IFC could improve the measurement of outcomes, particularly market outcomes, by recording more complete information about projects. IEG conducted a desk-based review of 173 IFC investment projects evaluated and validated by IEG during CY21–23. We could not verify nearly 100 outcomes. IFC introduced the AIMM system, an ex ante monitoring tool, in 2017. However, in an analysis of 21 projects with live AIMM scores (projects that were assigned ex ante AIMM scores at Board approval), IEG found that 22 percent of outcomes did not have an indicator in the tracking system (17 percent of project-level outcomes and 43 percent of market-level outcomes).3 Moreover, most market-level outcomes were never tracked (despite having indicators) or could not be tracked (because they did not have an indicator). By identifying and tracking outcome indicators, IFC would be able to verify whether most of its outcomes, particularly market outcomes, have been achieved. This could help facilitate including these outcomes in the new Scorecard, where appropriate.
Joint Country Representation
Bank Group collaboration has for many years been a work in progress. The Bank Group has sought enhanced collaboration in country programs for almost three decades. The joint country representation initiative seeks to enable integrated solutions that span both the public and private sectors, leverage Bank Group knowledge and experience, and amplify collective impact. The joint country representation initiative could be constrained because Bank Group collaboration remains infrequent across two CPF periods and outside of a limited number of sectors.
The findings of this RAP on World Bank collaboration in country programs could be relevant for joint country representation. Important conditions that reinforce Bank Group collaboration are a shared view of sector priorities and objectives that are aligned across Bank Group institutions. Developing a shared view of sector priorities entails Bank Group institutions collectively understanding actors, opportunities to grow a sector, constraints on realizing those opportunities, and what needs to be done to ameliorate constraints. In addition, for collaboration to be successful, Bank Group institutions need to align their objectives.

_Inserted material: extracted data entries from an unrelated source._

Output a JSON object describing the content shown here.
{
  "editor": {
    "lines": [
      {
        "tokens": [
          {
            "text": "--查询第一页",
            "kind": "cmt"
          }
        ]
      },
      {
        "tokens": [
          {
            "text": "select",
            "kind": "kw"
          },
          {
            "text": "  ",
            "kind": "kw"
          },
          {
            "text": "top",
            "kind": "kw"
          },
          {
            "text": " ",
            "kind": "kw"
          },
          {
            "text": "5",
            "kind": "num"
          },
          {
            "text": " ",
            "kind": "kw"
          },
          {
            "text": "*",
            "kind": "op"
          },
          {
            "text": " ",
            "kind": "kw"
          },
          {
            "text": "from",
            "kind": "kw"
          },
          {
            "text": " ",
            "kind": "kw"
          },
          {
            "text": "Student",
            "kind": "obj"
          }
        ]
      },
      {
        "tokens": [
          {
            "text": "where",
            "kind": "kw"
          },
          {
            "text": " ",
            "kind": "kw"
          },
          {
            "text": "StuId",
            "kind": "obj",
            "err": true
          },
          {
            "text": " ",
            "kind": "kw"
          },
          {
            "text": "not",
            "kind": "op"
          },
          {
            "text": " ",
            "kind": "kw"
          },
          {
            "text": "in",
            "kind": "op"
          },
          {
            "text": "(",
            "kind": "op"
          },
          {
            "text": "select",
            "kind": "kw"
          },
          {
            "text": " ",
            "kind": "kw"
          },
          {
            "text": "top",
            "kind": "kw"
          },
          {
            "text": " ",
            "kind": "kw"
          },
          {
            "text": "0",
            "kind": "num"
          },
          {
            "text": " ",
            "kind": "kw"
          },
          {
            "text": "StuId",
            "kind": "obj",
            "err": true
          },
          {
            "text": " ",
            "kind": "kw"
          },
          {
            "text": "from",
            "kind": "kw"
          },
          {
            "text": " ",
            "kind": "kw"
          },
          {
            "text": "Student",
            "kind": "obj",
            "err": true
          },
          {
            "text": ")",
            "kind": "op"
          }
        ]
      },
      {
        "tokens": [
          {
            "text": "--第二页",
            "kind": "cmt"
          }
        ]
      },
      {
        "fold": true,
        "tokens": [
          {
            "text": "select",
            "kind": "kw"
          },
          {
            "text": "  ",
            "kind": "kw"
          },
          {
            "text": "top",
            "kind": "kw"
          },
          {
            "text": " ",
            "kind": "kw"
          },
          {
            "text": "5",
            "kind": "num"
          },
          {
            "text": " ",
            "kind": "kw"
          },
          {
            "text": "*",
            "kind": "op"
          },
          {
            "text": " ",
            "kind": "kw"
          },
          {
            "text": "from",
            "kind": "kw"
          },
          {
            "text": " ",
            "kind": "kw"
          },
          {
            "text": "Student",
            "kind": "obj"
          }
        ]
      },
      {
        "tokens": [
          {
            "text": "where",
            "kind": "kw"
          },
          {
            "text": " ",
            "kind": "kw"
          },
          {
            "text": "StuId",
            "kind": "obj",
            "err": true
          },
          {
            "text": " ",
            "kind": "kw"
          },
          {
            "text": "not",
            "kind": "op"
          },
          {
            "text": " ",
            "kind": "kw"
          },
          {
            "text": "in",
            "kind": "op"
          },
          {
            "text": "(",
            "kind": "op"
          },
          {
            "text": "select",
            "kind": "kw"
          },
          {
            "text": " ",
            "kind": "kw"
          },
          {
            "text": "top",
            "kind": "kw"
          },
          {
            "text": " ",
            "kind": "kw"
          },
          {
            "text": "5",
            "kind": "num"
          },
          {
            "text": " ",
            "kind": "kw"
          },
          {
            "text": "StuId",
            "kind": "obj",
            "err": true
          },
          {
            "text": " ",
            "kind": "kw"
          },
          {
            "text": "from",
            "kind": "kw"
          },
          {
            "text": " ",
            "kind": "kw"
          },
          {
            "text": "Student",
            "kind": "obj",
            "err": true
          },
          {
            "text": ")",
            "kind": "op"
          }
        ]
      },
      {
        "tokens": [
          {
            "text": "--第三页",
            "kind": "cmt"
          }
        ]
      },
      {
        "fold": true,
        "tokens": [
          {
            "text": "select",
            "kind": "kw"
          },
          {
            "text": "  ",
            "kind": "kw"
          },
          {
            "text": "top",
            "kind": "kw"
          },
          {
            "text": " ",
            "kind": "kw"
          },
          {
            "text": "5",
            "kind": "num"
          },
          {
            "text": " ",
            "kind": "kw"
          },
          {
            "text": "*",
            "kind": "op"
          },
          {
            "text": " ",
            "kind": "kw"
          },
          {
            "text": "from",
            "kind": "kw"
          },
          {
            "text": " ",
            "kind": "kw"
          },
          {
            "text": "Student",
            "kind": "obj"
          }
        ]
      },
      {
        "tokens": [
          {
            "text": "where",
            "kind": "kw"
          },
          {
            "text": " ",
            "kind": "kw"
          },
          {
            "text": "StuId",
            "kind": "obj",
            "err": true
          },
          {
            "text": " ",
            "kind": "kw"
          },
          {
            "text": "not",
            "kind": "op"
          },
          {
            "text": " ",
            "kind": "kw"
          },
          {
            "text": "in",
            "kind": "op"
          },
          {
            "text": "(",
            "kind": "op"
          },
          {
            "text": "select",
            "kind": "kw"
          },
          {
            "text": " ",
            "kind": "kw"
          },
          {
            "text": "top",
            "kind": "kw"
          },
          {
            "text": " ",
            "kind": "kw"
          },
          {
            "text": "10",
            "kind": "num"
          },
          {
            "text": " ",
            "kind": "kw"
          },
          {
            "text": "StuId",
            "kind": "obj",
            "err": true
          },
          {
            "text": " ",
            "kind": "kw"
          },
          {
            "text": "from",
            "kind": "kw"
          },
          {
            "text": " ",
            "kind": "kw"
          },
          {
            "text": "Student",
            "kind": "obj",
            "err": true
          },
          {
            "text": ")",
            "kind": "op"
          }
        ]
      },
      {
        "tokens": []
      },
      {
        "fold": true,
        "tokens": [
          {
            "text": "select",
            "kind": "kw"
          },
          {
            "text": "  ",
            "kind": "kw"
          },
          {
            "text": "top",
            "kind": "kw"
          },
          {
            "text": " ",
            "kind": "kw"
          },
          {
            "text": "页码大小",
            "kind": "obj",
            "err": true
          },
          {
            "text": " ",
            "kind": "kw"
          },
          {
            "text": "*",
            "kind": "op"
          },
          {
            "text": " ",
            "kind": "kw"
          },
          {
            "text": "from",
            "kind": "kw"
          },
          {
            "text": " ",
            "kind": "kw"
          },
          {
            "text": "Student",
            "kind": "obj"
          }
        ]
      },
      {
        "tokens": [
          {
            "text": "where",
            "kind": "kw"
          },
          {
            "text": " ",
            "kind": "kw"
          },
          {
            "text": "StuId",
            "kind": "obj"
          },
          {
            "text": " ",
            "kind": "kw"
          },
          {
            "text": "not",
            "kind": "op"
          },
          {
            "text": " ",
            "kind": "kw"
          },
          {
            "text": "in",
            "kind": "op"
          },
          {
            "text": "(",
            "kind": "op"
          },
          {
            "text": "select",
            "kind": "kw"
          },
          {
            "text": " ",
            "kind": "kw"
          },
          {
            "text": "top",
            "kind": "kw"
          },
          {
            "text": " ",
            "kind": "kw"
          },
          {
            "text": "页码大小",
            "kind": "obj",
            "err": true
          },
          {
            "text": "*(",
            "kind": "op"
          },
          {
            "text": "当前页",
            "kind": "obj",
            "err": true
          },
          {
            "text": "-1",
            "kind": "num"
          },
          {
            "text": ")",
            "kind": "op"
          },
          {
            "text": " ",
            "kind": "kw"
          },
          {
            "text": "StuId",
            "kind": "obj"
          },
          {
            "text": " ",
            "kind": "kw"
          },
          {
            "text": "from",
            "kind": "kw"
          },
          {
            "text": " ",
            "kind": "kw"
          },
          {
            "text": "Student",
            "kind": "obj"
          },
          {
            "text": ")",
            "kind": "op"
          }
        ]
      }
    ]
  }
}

Different measures can be employed to establish these conditions. The Bank Group can use analytics and advisory services to identify areas of alignment or clarify sector priorities. A shared strategy that is more granular and flexible than a CPF can help make collaboration more effective. Measures to support close coordination between staff from different Bank Group entities, such as supporting the development of staff networks, have been factors in successful collaboration.
- In this chapter, we use the term fragile and conflict-affected situations for consistency with the rest of the report. The background documents of the evolution process use the term fragility, conflict, and violence.
- Andrews et al. (2017) highlight that building capacity in FCS is a challenging problem and does require the development of adaptive capacities of implementing agencies.
- According to IFC, indicators for environmental, social, and governance outcomes are recorded and monitored separately in a different system (Sustainability Rating Tool, previously Environmental and Social Review Document) other than the AIMM system and DOTS. Therefore, 10 environmental, social, and governance outcomes (8 on environment and social, 1 on greenhouse gas emissions, and 1 on improved living standards) in this analysis are considered to have indicators and are being tracked by IFC (although in a different system other than the AIMM system and DOTS).